Klub zrzeszającym miłośników marki nissan. Dzielimy się informacjami na temat nissana, udzielamy porad, organizujemy spoty lokalne jak również zloty ogólnopolskie. Łączny nas wspólna pasja do marki.
Ja wczoraj wylałem wode z wycieraczek bo było prawie "stopa wody pod kilem" ... udało się bez rozlewania ... dolałem płynu do spryskiwaczy i przypyrkałem do roboty
... w sumie mogłem zrobić recycling i wody z wycieraczek wlać do spryskiwaczy
zimowy plyn do spryskiwaczy, nowy mieszek zmiany biegow (wlasny projekt:D) i jeszcze dzisiaj sie zajme wycieciem nowej pokrywy od kola zapasowego bo stara jest juz polamana.
Ja umyłem dokładnie z zewnątrz, to nic, że 5 minut później zaczęło padać ale teraz przynajmniej kolor to oryginalny czarny a nie biały z soli. Do tego odkurzanko i czyszczenie środeczka, aż przyjemniej się jeździ.
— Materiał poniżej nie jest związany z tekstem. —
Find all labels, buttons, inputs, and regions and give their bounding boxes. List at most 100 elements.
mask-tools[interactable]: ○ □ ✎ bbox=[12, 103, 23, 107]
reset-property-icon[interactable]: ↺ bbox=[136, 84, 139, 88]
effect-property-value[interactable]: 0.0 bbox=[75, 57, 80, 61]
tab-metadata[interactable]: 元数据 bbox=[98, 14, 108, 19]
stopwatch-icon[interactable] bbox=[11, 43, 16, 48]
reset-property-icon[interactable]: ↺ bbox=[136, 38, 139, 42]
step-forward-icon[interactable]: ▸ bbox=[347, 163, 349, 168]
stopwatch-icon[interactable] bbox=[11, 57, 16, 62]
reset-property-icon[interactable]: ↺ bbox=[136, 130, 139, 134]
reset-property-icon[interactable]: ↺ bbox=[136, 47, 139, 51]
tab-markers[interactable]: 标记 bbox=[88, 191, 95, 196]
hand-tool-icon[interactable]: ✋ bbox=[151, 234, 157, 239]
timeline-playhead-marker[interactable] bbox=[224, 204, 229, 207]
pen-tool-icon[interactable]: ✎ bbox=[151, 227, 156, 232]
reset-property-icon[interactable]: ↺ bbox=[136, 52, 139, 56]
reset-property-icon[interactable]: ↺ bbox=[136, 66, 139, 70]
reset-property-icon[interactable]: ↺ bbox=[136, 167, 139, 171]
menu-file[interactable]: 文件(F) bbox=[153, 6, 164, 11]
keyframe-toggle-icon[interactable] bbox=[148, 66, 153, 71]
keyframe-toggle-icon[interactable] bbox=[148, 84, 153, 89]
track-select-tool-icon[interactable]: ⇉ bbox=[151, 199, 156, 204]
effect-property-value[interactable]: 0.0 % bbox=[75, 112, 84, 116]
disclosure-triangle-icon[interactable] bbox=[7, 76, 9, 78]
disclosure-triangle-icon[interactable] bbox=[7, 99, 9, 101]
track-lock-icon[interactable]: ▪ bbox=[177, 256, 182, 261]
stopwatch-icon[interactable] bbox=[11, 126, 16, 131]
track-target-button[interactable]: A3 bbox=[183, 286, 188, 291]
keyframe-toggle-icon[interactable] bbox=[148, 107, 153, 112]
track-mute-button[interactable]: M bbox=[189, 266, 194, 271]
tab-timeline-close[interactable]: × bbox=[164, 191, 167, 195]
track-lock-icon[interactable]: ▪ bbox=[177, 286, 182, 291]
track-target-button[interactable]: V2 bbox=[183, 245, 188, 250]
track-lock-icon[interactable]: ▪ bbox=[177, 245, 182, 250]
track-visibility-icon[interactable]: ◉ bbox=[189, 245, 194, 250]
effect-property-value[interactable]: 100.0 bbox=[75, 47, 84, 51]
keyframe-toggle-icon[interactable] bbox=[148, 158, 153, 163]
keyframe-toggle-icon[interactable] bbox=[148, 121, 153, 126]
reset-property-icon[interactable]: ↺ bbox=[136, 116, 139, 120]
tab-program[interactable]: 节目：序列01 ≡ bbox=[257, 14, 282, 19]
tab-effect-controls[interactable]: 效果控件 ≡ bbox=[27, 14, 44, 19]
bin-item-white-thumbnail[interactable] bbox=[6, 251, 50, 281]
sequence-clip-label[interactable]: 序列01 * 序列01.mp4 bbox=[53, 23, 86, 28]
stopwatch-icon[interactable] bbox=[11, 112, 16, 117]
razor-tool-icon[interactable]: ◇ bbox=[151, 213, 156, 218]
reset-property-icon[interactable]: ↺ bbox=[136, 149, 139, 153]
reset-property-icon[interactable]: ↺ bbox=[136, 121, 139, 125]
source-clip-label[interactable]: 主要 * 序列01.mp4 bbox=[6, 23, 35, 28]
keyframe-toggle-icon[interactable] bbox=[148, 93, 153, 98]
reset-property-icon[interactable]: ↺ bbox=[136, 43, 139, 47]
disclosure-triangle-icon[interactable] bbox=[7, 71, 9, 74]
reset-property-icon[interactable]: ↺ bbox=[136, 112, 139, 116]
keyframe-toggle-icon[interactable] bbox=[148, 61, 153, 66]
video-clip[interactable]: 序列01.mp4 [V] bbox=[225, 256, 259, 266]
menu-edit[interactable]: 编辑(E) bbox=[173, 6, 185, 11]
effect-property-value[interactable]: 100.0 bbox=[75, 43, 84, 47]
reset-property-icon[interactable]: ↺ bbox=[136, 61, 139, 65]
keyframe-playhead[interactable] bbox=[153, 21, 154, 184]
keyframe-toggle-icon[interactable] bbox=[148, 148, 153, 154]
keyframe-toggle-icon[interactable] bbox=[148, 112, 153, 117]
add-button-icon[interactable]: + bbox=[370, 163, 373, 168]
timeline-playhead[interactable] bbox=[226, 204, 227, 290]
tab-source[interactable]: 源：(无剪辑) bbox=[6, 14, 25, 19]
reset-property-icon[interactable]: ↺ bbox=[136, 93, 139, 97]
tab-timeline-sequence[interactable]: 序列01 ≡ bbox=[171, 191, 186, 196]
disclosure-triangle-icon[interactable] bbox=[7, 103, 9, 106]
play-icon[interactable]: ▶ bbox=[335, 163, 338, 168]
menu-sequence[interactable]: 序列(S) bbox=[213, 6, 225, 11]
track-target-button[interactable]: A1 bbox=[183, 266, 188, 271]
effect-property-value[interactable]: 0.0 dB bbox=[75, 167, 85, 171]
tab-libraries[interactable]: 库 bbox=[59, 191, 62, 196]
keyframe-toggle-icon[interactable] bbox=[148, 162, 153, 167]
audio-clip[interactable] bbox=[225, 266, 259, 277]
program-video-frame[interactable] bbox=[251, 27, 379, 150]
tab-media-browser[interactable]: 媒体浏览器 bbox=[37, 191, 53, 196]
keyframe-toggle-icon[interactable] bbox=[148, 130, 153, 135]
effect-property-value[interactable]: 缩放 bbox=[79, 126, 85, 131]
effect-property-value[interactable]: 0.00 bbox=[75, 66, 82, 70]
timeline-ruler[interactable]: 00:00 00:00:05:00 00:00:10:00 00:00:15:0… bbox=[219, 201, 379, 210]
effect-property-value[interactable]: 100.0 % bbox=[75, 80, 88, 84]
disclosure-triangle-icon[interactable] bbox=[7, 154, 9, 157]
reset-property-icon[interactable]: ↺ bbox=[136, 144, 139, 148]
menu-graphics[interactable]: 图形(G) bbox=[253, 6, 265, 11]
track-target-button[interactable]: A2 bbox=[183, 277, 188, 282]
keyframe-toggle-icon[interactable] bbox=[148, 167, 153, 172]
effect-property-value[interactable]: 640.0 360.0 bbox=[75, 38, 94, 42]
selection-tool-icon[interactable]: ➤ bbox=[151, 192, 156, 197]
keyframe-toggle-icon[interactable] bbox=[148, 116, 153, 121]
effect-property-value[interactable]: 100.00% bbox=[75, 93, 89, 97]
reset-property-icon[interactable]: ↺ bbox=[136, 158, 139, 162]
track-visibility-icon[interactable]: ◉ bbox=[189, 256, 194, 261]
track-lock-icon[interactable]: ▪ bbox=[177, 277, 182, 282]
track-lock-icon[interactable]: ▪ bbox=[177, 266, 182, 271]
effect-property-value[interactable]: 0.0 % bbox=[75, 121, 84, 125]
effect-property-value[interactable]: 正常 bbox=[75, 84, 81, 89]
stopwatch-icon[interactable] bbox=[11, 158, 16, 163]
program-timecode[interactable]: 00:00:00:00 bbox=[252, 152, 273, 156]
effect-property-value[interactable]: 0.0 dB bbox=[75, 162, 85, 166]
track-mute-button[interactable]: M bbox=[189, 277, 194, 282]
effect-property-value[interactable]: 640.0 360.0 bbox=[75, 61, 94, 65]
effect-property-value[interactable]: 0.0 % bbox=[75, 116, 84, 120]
Na koniec uzupełnienie płynu do spryskiwaczy.
Pozdro
a dzis zafundowalem sobie myjnie ( jakis gamon pługiem mi tu poł samochodu zachlapal przy ulicy stoje) i zawieszony nowy zapach relaksacyjny dla odmiany
No a ja dziś nysę trochę przemyłem co by nie było wstyd w Święta wyjechać .
A wczoraj wziąłem się za robienie słupków pod tweetery. Jak przez te kilka wolnych dni żywica wyschnie- ciąg dalszy prac
termistor 2.2 k oraz szeregowo z nim opornik 1 k zamiast uszkodzonego czujnika temperatury zewnętrznej, ale i tak nie działa. Ciągle pokazuje kreski jak sie przełączy na termometr.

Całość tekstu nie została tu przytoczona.